A Prank Gift Propels an Underdog to New Heights in the Marathon

Her husband was at the finish line, mouth agape. “I crossed the finish line and just waved two fingers at him,” D’Amato said. “I was two minutes off the Olympic qualifying time. I didn’t think I would break three hours that day. The fact that I was two minutes off that standard? That’s when everything came back.”

She returned to a coach, Scott Raczko, with whom she had worked after college, to see just how far she could go.

D’Amato was in good company: among more than 450 women who qualified for the Olympic trials marathon in February 2020 in a show of the deep amateur talent among American female distance runners. They included an aeronautical engineer, an Air Force first lieutenant, a teacher, an occupational therapist and an academic adviser. She was also once again racing against professional athletes like Des Linden and Molly Huddle, runners she had faced in her collegiate days.
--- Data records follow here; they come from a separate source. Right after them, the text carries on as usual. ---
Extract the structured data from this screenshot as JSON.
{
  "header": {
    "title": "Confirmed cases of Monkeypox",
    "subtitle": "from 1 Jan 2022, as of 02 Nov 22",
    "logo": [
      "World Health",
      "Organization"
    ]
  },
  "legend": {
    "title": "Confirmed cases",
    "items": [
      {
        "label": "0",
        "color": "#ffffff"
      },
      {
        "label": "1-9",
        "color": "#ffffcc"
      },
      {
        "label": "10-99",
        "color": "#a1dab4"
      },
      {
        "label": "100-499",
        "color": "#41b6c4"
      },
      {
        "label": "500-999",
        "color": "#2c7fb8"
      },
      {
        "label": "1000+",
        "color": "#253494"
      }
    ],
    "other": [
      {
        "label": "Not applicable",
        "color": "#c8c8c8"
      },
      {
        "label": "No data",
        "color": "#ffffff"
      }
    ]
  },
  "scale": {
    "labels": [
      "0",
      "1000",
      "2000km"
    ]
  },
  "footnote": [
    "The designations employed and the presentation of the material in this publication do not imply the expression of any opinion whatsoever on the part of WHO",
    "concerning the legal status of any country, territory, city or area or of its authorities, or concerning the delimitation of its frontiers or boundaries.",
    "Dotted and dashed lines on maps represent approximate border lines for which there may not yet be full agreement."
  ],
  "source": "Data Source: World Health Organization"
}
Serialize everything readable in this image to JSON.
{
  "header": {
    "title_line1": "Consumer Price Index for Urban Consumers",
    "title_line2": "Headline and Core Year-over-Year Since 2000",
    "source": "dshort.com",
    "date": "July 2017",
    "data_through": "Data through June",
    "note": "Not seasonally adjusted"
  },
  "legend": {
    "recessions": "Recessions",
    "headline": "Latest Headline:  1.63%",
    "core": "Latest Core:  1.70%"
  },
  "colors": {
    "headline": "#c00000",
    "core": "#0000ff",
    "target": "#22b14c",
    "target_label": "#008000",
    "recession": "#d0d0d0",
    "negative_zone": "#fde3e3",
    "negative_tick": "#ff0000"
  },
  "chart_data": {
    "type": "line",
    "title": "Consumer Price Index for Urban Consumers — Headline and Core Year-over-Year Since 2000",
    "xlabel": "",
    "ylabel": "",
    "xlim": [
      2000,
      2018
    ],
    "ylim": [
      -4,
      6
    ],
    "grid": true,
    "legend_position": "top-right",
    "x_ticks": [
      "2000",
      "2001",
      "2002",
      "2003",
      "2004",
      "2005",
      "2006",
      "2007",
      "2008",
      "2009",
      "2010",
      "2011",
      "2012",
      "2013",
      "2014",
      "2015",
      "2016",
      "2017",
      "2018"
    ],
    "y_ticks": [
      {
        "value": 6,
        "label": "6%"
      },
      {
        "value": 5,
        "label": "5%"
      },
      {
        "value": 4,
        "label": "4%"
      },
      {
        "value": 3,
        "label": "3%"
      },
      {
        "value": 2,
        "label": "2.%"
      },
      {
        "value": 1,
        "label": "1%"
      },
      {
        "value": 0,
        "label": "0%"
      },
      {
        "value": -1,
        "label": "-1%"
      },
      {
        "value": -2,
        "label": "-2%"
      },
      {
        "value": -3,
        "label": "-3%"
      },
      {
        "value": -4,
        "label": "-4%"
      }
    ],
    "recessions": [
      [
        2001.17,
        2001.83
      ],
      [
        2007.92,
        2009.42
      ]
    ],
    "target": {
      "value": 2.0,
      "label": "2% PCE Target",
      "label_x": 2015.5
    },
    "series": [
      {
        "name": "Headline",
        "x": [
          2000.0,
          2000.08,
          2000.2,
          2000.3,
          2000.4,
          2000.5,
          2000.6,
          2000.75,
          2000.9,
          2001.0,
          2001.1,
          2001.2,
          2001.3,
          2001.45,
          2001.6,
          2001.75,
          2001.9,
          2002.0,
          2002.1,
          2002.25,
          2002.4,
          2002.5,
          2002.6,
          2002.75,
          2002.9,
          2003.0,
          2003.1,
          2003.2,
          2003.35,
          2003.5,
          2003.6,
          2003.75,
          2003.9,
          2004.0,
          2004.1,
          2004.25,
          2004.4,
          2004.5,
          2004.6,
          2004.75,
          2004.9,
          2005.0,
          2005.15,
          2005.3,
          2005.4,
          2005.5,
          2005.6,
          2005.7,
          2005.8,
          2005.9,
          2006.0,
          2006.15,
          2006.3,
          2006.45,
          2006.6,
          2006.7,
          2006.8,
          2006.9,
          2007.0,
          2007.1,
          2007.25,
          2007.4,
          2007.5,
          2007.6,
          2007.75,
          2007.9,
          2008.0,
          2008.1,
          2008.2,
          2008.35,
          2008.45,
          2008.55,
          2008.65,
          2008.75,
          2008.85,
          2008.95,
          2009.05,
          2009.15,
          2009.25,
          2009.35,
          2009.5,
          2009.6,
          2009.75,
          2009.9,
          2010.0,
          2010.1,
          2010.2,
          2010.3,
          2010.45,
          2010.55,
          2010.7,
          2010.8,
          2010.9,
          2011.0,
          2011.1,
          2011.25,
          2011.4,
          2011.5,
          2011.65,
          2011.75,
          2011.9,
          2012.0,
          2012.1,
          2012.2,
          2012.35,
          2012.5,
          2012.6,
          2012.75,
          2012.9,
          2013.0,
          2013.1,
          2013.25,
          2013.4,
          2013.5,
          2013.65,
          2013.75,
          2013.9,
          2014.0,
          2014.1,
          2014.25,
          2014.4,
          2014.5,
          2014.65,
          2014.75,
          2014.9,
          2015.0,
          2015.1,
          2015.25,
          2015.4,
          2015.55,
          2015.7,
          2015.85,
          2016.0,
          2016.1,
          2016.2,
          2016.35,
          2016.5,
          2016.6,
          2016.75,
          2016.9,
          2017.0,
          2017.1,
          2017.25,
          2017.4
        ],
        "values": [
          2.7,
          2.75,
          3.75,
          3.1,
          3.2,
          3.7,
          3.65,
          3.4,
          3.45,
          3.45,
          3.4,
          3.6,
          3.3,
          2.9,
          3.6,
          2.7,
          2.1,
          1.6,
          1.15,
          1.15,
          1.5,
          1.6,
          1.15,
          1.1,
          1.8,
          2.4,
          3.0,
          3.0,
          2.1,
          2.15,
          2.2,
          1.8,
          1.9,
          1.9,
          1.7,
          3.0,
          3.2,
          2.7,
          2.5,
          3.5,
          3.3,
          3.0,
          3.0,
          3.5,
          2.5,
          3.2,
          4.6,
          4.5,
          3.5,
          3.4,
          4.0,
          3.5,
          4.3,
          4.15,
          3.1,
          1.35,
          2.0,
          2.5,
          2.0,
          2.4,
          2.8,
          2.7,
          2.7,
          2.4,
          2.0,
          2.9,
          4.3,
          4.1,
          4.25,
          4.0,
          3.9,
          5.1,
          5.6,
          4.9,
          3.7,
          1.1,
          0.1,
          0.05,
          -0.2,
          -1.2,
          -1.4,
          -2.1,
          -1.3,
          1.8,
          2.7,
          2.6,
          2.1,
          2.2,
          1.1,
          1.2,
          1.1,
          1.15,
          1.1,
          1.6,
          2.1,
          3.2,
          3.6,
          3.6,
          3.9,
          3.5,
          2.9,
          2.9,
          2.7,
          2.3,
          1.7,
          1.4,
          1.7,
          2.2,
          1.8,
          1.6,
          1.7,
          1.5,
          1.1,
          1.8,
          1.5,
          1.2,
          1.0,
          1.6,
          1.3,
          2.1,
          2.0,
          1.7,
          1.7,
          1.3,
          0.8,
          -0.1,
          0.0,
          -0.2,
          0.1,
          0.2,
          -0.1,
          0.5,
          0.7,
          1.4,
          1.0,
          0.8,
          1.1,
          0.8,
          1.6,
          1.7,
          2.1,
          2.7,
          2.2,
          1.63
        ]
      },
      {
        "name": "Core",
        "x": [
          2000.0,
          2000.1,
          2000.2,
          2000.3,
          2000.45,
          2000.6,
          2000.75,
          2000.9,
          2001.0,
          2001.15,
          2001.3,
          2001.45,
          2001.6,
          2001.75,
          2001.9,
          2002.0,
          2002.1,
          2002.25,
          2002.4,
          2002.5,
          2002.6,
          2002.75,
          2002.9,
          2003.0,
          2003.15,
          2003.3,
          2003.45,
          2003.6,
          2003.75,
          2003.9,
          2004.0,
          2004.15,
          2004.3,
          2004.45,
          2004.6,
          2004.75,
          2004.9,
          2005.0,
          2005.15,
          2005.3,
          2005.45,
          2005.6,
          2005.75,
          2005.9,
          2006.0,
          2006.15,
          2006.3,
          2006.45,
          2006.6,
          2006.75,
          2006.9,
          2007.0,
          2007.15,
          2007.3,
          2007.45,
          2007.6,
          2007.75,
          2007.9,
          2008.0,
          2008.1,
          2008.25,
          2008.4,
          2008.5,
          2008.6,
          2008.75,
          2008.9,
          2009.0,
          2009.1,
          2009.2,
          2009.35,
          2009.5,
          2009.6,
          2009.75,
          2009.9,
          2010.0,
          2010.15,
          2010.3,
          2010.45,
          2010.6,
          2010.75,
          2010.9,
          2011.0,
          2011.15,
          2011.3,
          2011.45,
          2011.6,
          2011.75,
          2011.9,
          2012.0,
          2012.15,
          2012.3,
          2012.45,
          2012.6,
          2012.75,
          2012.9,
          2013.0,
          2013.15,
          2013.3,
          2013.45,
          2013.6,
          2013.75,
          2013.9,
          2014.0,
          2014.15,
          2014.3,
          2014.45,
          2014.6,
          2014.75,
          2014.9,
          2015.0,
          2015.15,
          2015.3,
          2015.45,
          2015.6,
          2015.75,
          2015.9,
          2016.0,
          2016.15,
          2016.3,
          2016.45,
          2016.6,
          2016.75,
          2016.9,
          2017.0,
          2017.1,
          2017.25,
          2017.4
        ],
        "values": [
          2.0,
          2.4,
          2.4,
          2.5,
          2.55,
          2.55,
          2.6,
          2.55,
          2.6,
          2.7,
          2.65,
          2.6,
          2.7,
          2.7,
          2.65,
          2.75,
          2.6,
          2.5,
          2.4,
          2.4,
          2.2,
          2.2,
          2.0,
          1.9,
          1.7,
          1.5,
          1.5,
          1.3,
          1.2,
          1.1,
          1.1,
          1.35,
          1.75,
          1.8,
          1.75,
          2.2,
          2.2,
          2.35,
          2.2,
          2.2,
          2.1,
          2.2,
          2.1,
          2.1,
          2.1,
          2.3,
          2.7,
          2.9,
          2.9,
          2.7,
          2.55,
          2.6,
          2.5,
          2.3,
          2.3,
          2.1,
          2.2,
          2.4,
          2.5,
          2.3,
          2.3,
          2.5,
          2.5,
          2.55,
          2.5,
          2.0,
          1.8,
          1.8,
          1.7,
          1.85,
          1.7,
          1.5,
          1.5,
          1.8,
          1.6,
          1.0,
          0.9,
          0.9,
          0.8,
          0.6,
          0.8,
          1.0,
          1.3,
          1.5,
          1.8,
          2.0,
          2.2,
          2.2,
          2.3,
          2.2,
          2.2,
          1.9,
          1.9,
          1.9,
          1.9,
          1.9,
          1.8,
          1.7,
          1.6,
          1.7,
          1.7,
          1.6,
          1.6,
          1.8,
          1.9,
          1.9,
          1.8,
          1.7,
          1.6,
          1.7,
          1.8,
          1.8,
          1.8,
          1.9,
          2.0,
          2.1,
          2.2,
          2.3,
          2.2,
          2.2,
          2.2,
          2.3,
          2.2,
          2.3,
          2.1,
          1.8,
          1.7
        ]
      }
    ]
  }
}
D’Amato finished in 15th place — with a time of 2:34:24. She did not make the Olympic team, but it was within the realm of possibility again.

“I never thought those would be my goals again,” she said. “In 2016, when I was pregnant with Quin, a friend asked if I ever thought I’d run competitively again. I was eight months pregnant, feeling the most out of shape I ever had, and laughed and said, ‘No, no, I can guarantee you I’ll never run competitively again.’”

In the next few months, she surpassed her college 5-kilometer time by a minute, set a 10-mile American record and lowered her marathon time by more than 11 minutes, finishing the Marathon Project in Chandler, Ariz., in second place behind Sara Hall with a 2:22:56.

While her times dipped and her profile rose as the newest underdog on the podium, she was supported by runners like Molly Seidel and Emma Bates, who, she said, had helped her through what she described as impostor syndrome.